Programmers often need to write data structures to disk or to networks. The data structure then needs to be interpreted as a sequence of bytes. Regarding integer values, most computer systems adopt “little endian” encoding whereas an 8-byte integer is written out using the least significant bytes first. In the Go programming language, you can write an array of integers to a buffer as follows:
var data []uint64
var buf *bytes.Buffer = new(bytes.Buffer)
...
err := binary.Write(buf, binary.LittleEndian, data)
Until recently, I assumed that the binary.Write function did not allocate memory. Unfortunately, it does. The function converts the input array to a new, temporary byte arrays.

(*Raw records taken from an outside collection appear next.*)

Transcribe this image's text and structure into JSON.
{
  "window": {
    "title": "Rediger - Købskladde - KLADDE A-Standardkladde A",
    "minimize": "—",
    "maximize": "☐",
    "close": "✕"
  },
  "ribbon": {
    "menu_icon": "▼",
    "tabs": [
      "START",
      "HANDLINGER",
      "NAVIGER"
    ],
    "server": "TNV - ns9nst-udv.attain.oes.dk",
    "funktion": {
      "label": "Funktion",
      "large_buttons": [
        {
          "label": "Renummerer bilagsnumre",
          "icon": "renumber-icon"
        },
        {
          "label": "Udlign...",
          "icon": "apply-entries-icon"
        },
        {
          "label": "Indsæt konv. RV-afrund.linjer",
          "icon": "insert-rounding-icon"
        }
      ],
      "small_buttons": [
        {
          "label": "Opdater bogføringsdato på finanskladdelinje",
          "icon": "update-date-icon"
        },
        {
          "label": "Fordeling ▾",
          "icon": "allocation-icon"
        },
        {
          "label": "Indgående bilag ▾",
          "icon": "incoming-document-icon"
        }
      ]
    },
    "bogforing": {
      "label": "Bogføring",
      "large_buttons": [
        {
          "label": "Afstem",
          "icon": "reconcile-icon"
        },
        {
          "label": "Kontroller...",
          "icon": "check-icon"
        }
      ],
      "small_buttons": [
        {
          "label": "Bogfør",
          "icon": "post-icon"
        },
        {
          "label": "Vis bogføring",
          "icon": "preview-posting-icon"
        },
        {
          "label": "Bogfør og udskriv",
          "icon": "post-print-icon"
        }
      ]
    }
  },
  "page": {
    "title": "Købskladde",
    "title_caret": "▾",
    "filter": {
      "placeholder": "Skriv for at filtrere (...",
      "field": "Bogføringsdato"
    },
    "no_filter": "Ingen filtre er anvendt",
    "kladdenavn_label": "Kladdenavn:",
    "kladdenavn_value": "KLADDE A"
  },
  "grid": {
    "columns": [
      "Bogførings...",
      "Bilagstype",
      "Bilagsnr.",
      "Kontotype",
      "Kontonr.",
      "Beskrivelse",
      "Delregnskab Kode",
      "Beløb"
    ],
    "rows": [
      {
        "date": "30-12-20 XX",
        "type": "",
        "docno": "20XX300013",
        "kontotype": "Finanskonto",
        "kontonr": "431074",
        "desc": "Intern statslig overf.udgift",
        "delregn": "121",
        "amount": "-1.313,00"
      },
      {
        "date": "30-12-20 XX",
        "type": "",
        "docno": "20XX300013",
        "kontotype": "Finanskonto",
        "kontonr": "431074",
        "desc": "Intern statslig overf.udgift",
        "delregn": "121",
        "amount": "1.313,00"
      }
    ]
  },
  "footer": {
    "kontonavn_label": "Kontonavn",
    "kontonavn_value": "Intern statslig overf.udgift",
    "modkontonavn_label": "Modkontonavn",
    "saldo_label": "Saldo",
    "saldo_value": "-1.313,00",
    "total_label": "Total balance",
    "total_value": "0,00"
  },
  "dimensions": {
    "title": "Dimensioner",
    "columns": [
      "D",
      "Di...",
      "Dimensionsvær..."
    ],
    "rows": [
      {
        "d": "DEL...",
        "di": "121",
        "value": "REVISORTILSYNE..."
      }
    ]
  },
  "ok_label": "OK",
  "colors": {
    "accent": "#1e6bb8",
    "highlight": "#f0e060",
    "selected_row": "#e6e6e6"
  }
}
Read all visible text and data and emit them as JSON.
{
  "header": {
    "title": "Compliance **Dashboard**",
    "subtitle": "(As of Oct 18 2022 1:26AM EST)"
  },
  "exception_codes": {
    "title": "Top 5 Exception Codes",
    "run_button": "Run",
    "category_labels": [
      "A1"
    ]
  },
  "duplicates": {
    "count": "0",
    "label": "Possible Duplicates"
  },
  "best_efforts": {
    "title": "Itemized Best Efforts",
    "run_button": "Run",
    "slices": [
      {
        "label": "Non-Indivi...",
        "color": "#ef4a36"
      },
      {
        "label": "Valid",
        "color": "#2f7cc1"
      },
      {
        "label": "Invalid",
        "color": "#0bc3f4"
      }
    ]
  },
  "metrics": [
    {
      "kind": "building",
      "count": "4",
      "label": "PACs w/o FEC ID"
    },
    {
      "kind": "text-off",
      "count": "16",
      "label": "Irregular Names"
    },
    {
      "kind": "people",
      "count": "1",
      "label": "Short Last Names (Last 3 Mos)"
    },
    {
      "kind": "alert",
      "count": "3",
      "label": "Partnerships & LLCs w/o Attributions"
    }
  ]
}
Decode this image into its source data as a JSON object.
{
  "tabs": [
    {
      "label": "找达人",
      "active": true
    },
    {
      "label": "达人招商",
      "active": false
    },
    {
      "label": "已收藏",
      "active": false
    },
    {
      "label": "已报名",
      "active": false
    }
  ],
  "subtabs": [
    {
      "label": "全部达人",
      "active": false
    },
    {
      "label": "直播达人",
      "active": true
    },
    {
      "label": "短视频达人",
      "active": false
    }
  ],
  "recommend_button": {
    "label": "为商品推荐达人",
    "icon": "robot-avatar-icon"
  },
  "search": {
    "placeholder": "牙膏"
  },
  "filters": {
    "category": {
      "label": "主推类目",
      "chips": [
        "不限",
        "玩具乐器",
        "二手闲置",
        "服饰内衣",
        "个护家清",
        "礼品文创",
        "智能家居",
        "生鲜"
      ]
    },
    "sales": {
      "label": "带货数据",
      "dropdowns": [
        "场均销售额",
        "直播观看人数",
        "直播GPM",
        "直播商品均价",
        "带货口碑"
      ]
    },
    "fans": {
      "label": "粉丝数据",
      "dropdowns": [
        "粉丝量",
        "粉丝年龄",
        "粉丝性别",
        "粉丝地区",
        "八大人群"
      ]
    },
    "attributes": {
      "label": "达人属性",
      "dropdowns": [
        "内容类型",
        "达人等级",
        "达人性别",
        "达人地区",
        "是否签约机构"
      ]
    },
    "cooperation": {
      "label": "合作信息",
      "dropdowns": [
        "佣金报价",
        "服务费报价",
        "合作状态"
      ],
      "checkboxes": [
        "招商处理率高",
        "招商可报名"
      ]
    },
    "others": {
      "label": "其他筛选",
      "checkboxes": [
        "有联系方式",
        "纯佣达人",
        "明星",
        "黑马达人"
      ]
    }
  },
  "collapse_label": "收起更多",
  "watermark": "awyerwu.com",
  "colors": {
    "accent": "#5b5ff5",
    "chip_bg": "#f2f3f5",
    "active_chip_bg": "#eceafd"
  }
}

Instead, you can create a small buffer just big enough to hold you 8-byte integer and write that small buffer repeatedly:
var item = make([]byte, 8)
for _, x := range data {
binary.LittleEndian.PutUint64(item, x)
buf.Write(item)
}
Sadly, this might have poor performance on disks or networks where each write/read has a high overhead. To avoid this problem, you can use Go’s buffered writer and write the integers one by one. Internally, Go will allocate a small buffer.
writer := bufio.NewWriter(buf)
var item = make([]byte, 8)
for _, x := range data {
binary.LittleEndian.PutUint64(item, x)
writer.Write(item)
}
writer.Flush()
I wrote a small benchmark that writes an array of 100M integers to memory.
function | memory usage | time |
---|---|---|
binary.Write | 1.5 GB | 1.2 s |
one-by-one | 0 | 0.87 s |
buffered one-by-one | 4 kB | 1.2 s |
(Timings will vary depending on your hardware and testing procedure. I used Go 1.16.)
The buffered one-by-one approach is not beneficial with respect to speed in this instance, but it would be more helpful in other cases. In my benchmark, the simple one-by-one approach is fastest and uses least memory. For small inputs, binary.Write would be faster. The ideal function might have a fast path for small arrays, and a more careful handling of the larger inputs.
For go 1.18 i have a little different results
Was mmap (including the time to .Flush()) worth considering?
Maybe. Did you happen to try it out?